Howard Dresner, president and founder of Dresner Advisory Services, has seen business intelligence trends come and go.
Recently, there’s been a wave of consolidation with Salesforce acquiring Tableau, Google purchasing Looker, and Qlik buying up both Podium and Attunity. But consolidation is nothing new, according to Dresner, who noted that some companies start with the specific purpose of finding an eventual buyer and that a new cycle of mergers and acquisitions comes every few of years.
A veteran of three decades analyzing the analytics industry, Dresner spent 13 years at Gartner where he served as the advisory firm’s lead analyst for business intelligence, a time during which he helped popularize the term. He then moved on to Hyperion Solutions as chief strategy officer in 2005, but when the company was acquired by Oracle he left to form his own advisory company.
With Salesforce’s acquisition of Tableau, Google’s purchase of Looker, and Qlik’s acquisitions of Podium and Attunity, consolidation is an obvious current business intelligence trend, but what does it all mean?
Howard Dresner: First of all, consolidation is not new. I’ve been covering this industry for 30 years now and I’ve watched multiple rounds of consolidation — you could do it almost in a five-year timeline. Most of the vendors would be gone every five or 10 years. A few stick around and can make it for the long haul. In fact, for many companies, that’s the business plan — if you were to read their business plan, there’s an exit strategy, and the exit strategy is usually acquisition, especially if they’re venture-capital funded. So none of this is a surprise. What is a surprise is the valuations. The valuations are very rich, and that simply says that the area of business intelligence and analytics is extremely well valued.
Why are companies paying so much for BI vendors?
Dresner: There’s a real need for it because there’s more and more data. It’s just becoming more and more mainstream. Like I said, I’ve been covering this for 30 years and the notion of business intelligence was this sleepy backwater that no one really understood or cared about. There were a few nerds in the organization that focused on it, but it’s become mainstream. Everybody cares about this now, or if they don’t they should care about it. And of course there’s vastly more data than there ever was before, and so that obviously has the attention of these very large players. What happens with consolidation as you see it play out is that it puts pressure on some of the other vendors in the marketplace — and we won’t mention names — and it may force their hand. If we were to fast-forward five years from now the landscape will look very different than it does today. Clearly, the current consolidation has changed the market dynamics.
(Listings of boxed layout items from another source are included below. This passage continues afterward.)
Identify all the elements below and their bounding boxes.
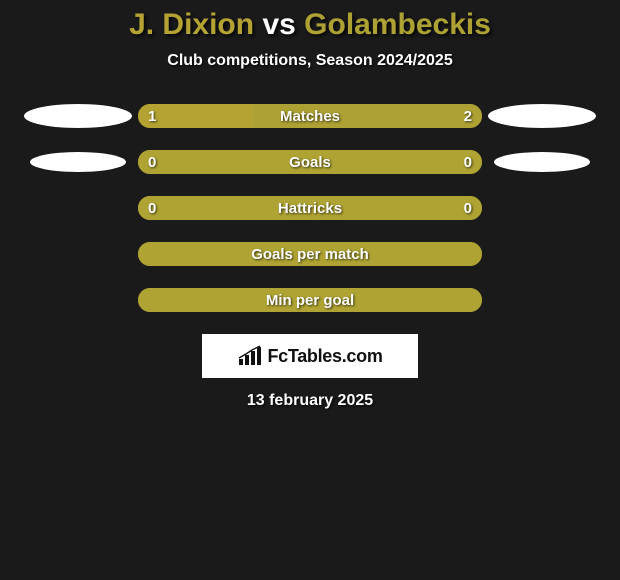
logo-text: FcTables.com: [267, 346, 382, 367]
player1-badge: [30, 152, 126, 172]
stat-row: Goals per match: [0, 242, 620, 266]
page-title: J. Dixion vs Golambeckis: [0, 8, 620, 42]
left-badge-slot: [18, 150, 138, 174]
stat-label: Matches: [138, 104, 482, 128]
right-badge-slot: [482, 196, 602, 220]
comparison-infographic: J. Dixion vs Golambeckis Club competitio…: [0, 0, 620, 410]
player1-name: J. Dixion: [129, 8, 254, 41]
stat-row: 00Goals: [0, 150, 620, 174]
stat-row: Min per goal: [0, 288, 620, 312]
stat-bar: 12Matches: [138, 104, 482, 128]
stat-bar: Goals per match: [138, 242, 482, 266]
stat-row: 00Hattricks: [0, 196, 620, 220]
stat-label: Hattricks: [138, 196, 482, 220]
stat-bar: 00Goals: [138, 150, 482, 174]
date-text: 13 february 2025: [0, 392, 620, 410]
chart-icon: [237, 345, 263, 367]
player1-badge: [24, 104, 132, 128]
left-badge-slot: [18, 288, 138, 312]
player2-badge: [488, 104, 596, 128]
left-badge-slot: [18, 242, 138, 266]
logo: FcTables.com: [237, 345, 382, 367]
stat-bar: 00Hattricks: [138, 196, 482, 220]
logo-box: FcTables.com: [202, 334, 418, 378]
right-badge-slot: [482, 242, 602, 266]
player2-name: Golambeckis: [304, 8, 491, 41]
stat-label: Min per goal: [138, 288, 482, 312]
stat-label: Goals: [138, 150, 482, 174]
left-badge-slot: [18, 196, 138, 220]
stat-rows: 12Matches 00Goals 00Hattricks Goals per mat…: [0, 104, 620, 312]
subtitle: Club competitions, Season 2024/2025: [0, 52, 620, 70]
left-badge-slot: [18, 104, 138, 128]
player2-badge: [494, 152, 590, 172]
stat-label: Goals per match: [138, 242, 482, 266]
vs-text: vs: [262, 8, 295, 41]
stat-bar: Min per goal: [138, 288, 482, 312]
right-badge-slot: [482, 104, 602, 128]
right-badge-slot: [482, 150, 602, 174]
right-badge-slot: [482, 288, 602, 312]
stat-row: 12Matches: [0, 104, 620, 128]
Are there vendors you view now as obvious buyers and others you see as obvious sellers?
Dresner: There’s an entire industry that focuses on M&A and potential buyers and potential sellers are always talking. There’s no such thing as an acquisition that comes out of the blue. People have meetings, and then maybe they go away for a while and have other meetings, but everyone is talking to everyone — that’s the reality. Do I think there are others that will get acquired, or that are out there shopping themselves, and do I think there are suitors out there? Absolutely, every day, all year long. The only thing that this latest round of very visible acquisitions does is that it might increase the pressure a little bit. It’s like musical chairs — there are a few less chairs now so it creates pressure. That’s just human nature.
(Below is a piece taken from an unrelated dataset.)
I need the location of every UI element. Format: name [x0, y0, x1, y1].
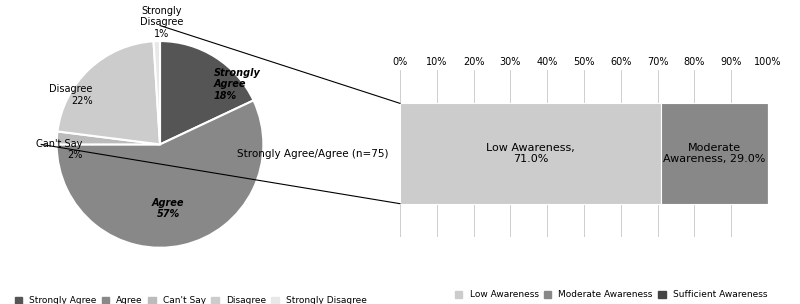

What are some other important current business intelligence trends, and what do they mean for the industry?
Howard DresnerPresident and founder, Dresner Advisory Services
Dresner: The important trends have less to do with technology, and more to do with execution on the part of the vendor. Everyone is looking for what is the next silver bullet — there is no silver bullet. Right now everyone is beating the drum about AI and machine learning, and that’s fine, but that’s not new. What’s different is our capacity to process lots of data quickly. AI and machine learning get better with tremendous amounts of data — more data, less errors. My point is, at the end of the day, the reason you invest in a vendor and technology is so that you don’t have to build it yourself. It comes down to how they serve you, and whether or not they can provide the requisite solutions to your organization and support you appropriately. You trust — and trust is a big word here — that they’re going to make the investment in the technology that’s going to propel you forward and keep your solution up to date, modern, relevant, etc. That’s what gives any vendor staying power — it’s not the shiny object.
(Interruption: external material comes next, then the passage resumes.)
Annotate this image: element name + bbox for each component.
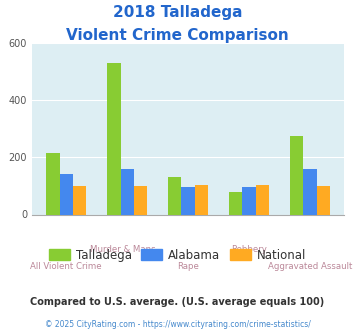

As you look at the broad scope of the business intelligence market, what are you most excited about?
Dresner: The data — having so much more data out there, the diversity of data, and being able to build models that get so much closer to understanding reality, a really full perspective — that gets me juiced. We’re all about our data — we collect lots of data, so we’re a bunch of data geeks. Being able to get challenged in our understanding of what’s going on in the marketplace by the data is really exciting. Being able to learn new things about what’s going on in the marketplace in ways that we couldn’t do before — back in my Gartner days we talked to people and it was anecdotal, but it was not grounded in data — to paint a very different picture and more complete and representative picture of the marketplace, that’s what gets me excited. The other thing, from a market perspective, I love that there are so many more users out there, that the technology is so much more approachable than ever before.
Editor’s note: This interview has been edited for clarity and conciseness.